Apache Spark is an independent general-purpose in-memory computing engine framework for big data processing. Therefore, Spark cannot be directly compared to Hadoop.
The Hadoop framework provides distributed storage(HDFS), distributed processing(MapReduce), and distributed resource management. In contrast, Spark can only perform distributed data processing.
However, Apache Spark can be compared with MapReduce:
1. MapReduce was built for batch processing data, whereas Spark is a complete data analytics engine
2. MapReduce performs read and write operations on the disk, whereas Spark performs the operations in memory leading to faster execution.
3. Spark needs a lot of memory to fit and process the data. In contrast, MapReduce handles cases when data fit in memory is impossible.

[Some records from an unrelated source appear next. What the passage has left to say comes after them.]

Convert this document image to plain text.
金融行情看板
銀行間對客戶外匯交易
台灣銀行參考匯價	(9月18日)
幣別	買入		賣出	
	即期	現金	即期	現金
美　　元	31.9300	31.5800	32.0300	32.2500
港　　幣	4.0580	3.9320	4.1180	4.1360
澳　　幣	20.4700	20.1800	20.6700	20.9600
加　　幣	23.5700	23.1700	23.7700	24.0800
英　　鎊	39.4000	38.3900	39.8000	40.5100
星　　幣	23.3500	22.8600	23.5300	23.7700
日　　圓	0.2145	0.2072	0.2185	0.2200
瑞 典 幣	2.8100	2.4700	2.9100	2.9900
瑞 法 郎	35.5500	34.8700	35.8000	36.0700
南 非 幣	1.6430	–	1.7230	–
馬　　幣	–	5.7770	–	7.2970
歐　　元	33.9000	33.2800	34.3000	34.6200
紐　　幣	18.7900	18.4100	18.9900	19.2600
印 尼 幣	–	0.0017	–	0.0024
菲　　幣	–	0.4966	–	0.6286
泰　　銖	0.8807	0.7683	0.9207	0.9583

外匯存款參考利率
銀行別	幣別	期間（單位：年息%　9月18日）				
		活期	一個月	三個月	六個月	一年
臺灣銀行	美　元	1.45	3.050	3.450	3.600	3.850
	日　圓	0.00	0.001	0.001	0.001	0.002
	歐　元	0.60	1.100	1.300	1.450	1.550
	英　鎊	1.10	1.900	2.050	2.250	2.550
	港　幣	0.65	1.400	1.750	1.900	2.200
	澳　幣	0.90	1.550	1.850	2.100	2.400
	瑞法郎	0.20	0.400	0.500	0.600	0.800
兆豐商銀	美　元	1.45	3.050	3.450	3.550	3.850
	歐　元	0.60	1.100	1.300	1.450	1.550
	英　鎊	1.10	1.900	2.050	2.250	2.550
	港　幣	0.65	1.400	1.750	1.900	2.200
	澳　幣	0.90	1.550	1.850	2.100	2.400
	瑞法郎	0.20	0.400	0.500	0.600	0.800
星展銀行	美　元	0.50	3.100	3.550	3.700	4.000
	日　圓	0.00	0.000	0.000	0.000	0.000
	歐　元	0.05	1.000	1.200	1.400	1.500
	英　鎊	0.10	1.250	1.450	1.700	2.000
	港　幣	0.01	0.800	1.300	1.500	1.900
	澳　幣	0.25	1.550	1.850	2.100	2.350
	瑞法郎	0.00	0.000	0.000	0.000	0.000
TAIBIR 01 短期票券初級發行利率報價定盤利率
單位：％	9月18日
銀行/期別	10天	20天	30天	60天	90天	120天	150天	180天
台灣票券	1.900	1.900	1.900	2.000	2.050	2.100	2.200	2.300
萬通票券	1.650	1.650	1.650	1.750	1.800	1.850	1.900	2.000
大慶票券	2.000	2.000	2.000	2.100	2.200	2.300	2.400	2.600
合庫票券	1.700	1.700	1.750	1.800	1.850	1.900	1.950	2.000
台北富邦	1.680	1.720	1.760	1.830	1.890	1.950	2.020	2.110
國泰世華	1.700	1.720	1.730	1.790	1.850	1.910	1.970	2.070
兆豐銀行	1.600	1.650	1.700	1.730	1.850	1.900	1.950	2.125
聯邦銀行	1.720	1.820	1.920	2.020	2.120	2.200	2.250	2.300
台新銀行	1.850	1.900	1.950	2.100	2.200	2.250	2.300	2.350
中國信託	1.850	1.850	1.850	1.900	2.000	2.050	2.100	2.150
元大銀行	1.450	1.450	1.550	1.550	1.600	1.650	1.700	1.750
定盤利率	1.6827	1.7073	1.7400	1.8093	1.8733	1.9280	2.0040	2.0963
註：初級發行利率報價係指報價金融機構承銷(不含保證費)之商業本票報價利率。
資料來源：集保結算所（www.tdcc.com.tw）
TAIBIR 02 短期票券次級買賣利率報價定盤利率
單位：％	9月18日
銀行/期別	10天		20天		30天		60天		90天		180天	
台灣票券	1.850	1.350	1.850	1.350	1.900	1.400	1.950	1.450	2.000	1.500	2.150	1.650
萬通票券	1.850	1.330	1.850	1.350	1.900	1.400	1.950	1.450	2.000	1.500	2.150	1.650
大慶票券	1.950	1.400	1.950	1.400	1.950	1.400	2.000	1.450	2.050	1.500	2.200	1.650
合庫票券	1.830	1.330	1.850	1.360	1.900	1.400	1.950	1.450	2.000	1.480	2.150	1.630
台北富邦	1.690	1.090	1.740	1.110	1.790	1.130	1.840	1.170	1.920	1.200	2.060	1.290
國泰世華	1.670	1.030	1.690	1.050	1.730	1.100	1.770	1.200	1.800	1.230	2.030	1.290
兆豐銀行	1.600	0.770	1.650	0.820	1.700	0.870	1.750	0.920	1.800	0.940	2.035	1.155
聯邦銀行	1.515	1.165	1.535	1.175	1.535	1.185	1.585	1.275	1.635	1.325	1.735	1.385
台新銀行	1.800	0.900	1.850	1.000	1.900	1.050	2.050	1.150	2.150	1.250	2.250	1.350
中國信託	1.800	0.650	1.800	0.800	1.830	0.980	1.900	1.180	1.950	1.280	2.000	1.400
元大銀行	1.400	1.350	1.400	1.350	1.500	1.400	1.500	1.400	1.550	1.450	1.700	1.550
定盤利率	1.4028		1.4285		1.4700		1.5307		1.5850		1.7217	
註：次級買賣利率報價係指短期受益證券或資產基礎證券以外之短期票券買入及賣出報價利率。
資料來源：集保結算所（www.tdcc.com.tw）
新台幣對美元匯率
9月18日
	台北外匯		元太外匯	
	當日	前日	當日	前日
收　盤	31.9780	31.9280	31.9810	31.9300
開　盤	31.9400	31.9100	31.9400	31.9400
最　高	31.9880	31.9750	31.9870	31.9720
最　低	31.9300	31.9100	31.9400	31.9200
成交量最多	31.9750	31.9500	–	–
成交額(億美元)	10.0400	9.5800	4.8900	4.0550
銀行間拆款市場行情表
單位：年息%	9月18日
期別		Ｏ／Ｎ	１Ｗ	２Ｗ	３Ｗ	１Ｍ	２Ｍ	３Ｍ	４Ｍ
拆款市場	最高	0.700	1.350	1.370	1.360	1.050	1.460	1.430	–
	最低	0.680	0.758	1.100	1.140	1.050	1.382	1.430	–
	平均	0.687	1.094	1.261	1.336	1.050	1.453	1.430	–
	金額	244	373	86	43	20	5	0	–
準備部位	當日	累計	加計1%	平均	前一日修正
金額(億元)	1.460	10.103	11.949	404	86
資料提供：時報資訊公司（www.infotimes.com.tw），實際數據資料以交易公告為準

4. MapReduce is not optimal for real-time processing, whereas Spark shines in the real-time data processing
5. MapReduce is more failure tolerant due to data persistence in a hard disk. It may not require a complete restart after the disruption. In contrast, in the case of Spark, since operations occur in memory(RAM), it is required to restart the process from the initial point in case of disruption.
But all said and done, Spark is still a nifty framework for rapid distributed data processing and is highly used in the industry. When used as a processing engine with HDFS as storage and YARN for resource management, the system is called “Spark on top of Hadoop.”
Spark is built in Scala language, but development in Spark can be done with Scala, Java, Python, or R.